“You asking me?”
He looks around. “Is there another March in the room?”
So I’m the designated tour guide. I can’t recall the last time Hedges spoke to me directly, so I’d better not complain. After soaking up some ambiance up front, I lead him down the hallway, back across the body hanging out of the bathroom.
“Looks like a hit on a local loan shark,” I say. “A guy by the name of Octavio Morales. His body’s in here.”
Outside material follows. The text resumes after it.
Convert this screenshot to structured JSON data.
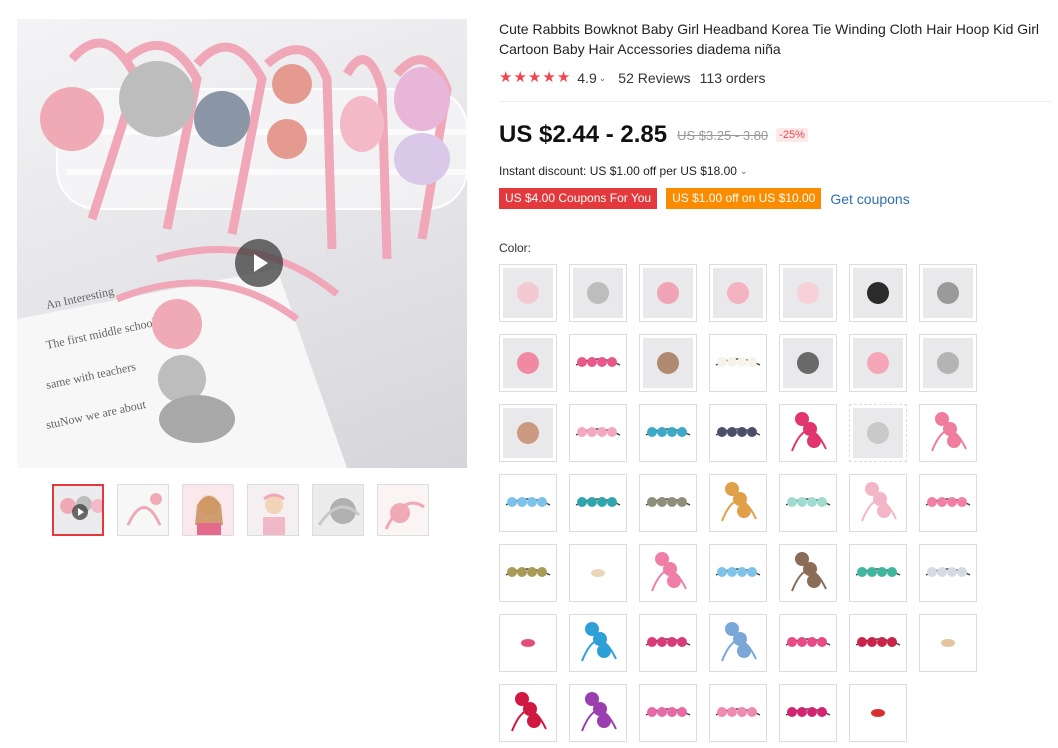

When we enter the bedroom, activity halts. Lorenz and the other detectives perk up like hunting dogs, while the technicians pause over their spatter marks and surface dusting. Hedges acknowledges them all with a nod, then motions for me to continue. Before I can oblige, though, Lorenz is already cutting between us.
“I’m the lead on this,” he says, ushering the captain toward the bed.
And just like that, I’m forgotten. According to my wife, when a woman reaches a certain age, she disappears. People stop noticing she’s in the room. Not that this has ever happened to Charlotte, quite the reverse. But I’m beginning to understand the feeling. Beginning? Who am I kidding? I’ve been invisible for a long time.
I wouldn’t even be here if it wasn’t such a big event. An ordinary murder doesn’t pull the crowds, but call in a houseful of dead gang-bangers and every warm body on the sixth floor turns up. The call came in during a lull in my special duties, and I couldn’t resist the itch. It’s been a while since I’ve gotten to work a fresh murder scene.
“Looks like he was trying to hold the door shut,” Lorenz is saying, miming the actions as he describes them. “They put some rounds on the door – blam, blam – and he goes reeling back. Drops his gun over there.” He points out the Taurus 9mm on the carpet, a pimp special complete with gold trigger. “Then they kick the door in and light him up.”